Recent reports indicate that Microsoft are considering attempting to buy Yahoo. Last month the Yahoo board fired CEO Carol Bartz and are yet to find a suitable permanent replacement.
“Sources close to the situation” claim that “Microsoft joins a host of other companies looking at Yahoo, which has a market value of about $20 billion and is readying financial pitch books for potential buyers.” Some of the other companies that are rumoured to be interested are ; DST Global, Providence Equity Partners and Alibaba.
The Wall Street Journal reported that ““Microsoft could easily afford Yahoo. After a 10% stock price bump on a report that Microsoft was weighing a bid, Yahoo’s market capitalisation was about $21 billion, If Microsoft offered $20 a share, 25% above Wednesday’s close, the price would be about $26 billion. But the net cost could be less than half that, assuming Microsoft sold Yahoo’s Asian assets and factoring in its $2.6 billion of cash.”
A few years ago microsoft failed to secure a bid for Yahoo but did manage to form a “search alliance” which meant that the two companies would partner in search and advertising. Since then Bing have been powering Yahoo’s search results. The reported bid for Microsoft’s bid in 2008 was $44.6 billion.

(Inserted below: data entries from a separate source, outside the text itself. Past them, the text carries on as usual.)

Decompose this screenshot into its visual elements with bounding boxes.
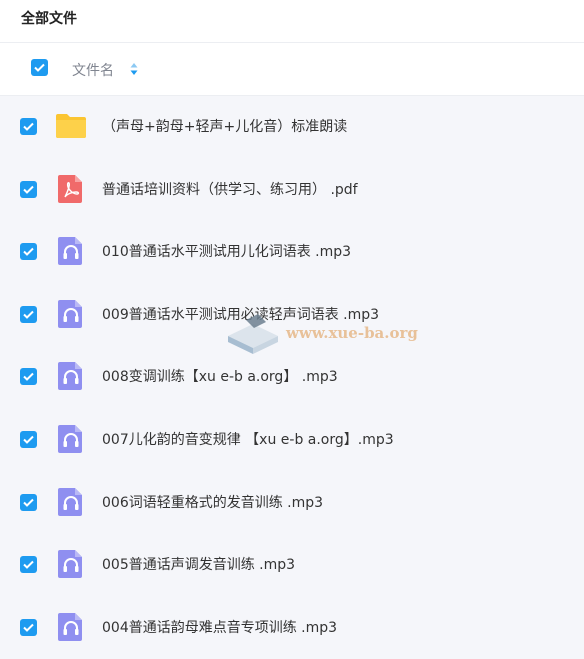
file-row[interactable]: 普通话培训资料（供学习、练习用） .pdf [0,159,584,222]
checkmark-icon [23,623,34,632]
audio-file-icon [58,299,82,328]
checkmark-icon [34,63,45,72]
audio-file-icon [58,424,82,453]
file-name[interactable]: （声母+韵母+轻声+儿化音）标准朗读 [102,116,347,136]
top-bar: 全部文件 [0,0,584,43]
row-checkbox[interactable] [20,243,37,261]
checkmark-icon [23,560,34,570]
file-row[interactable]: （声母+韵母+轻声+儿化音）标准朗读 [0,96,584,159]
row-checkbox[interactable] [20,118,37,135]
audio-file-icon [58,612,82,641]
checkmark-icon [23,373,34,382]
audio-file-icon [58,362,82,391]
row-checkbox[interactable] [20,618,37,636]
file-name[interactable]: 005普通话声调发音训练 .mp3 [102,554,295,574]
file-row[interactable]: 006词语轻重格式的发音训练 .mp3 [0,472,584,535]
row-checkbox[interactable] [20,493,37,511]
list-header: 文件名 [0,43,584,96]
row-checkbox[interactable] [20,368,37,386]
file-row[interactable]: 010普通话水平测试用儿化词语表 .mp3 [0,221,584,284]
folder-icon [56,114,86,138]
column-header-filename[interactable]: 文件名 [72,60,114,80]
file-name[interactable]: 010普通话水平测试用儿化词语表 .mp3 [102,241,351,261]
file-name[interactable]: 006词语轻重格式的发音训练 .mp3 [102,492,323,512]
audio-file-icon [58,487,82,516]
file-name[interactable]: 007儿化韵的音变规律 【xu e-b a.org】.mp3 [102,429,394,449]
checkmark-icon [23,498,34,507]
file-row[interactable]: 005普通话声调发音训练 .mp3 [0,534,584,597]
row-checkbox[interactable] [20,305,37,323]
file-name[interactable]: 004普通话韵母难点音专项训练 .mp3 [102,617,337,637]
select-all-checkbox[interactable] [31,59,48,76]
page-title: 全部文件 [21,11,77,27]
row-checkbox[interactable] [20,180,37,198]
row-checkbox[interactable] [20,556,37,574]
file-list: （声母+韵母+轻声+儿化音）标准朗读 普通话培训资料（供学习、练习用） .pdf… [0,96,584,659]
checkmark-icon [23,247,34,257]
row-checkbox[interactable] [20,430,37,448]
file-row[interactable]: 009普通话水平测试用必读轻声词语表 .mp3 [0,284,584,347]
audio-file-icon [58,550,82,579]
sort-arrows-icon [130,63,138,75]
file-row[interactable]: 007儿化韵的音变规律 【xu e-b a.org】.mp3 [0,409,584,472]
checkmark-icon [23,435,34,444]
sort-icon[interactable] [130,61,138,80]
checkmark-icon [23,310,34,319]
file-row[interactable]: 008变调训练【xu e-b a.org】 .mp3 [0,346,584,409]
pdf-icon [58,174,82,203]
audio-file-icon [58,237,82,266]
checkmark-icon [23,185,34,194]
checkmark-icon [23,122,34,131]
file-name[interactable]: 008变调训练【xu e-b a.org】 .mp3 [102,366,338,386]
file-name[interactable]: 009普通话水平测试用必读轻声词语表 .mp3 [102,304,379,324]
file-row[interactable]: 004普通话韵母难点音专项训练 .mp3 [0,597,584,659]
file-name[interactable]: 普通话培训资料（供学习、练习用） .pdf [102,179,358,199]
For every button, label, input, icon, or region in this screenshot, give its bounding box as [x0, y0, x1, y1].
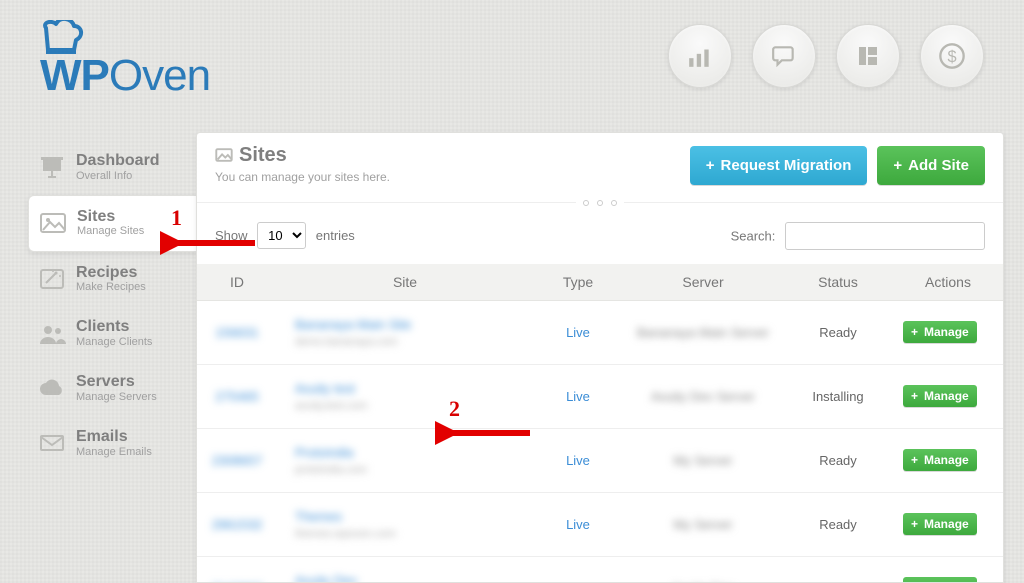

In its most recent earnings report, Yahoo ranked in the top 3 in 23 categories and has nine out of the top ten original video programs on the net. Yahoo presents itself as a media company which is undoubtedly and area where Microsoft could afford to improve. Yahoo recently released a blog post informing users that it is ready for a “search fight”. The post included three bullet points detailing “what search looks like” to Yahoo over the next 18 months:
According to Experian Hitwise, the U.S. search market report had Bing and Yahoo up last month with 28.99% of the market covered by Bing-powered searches.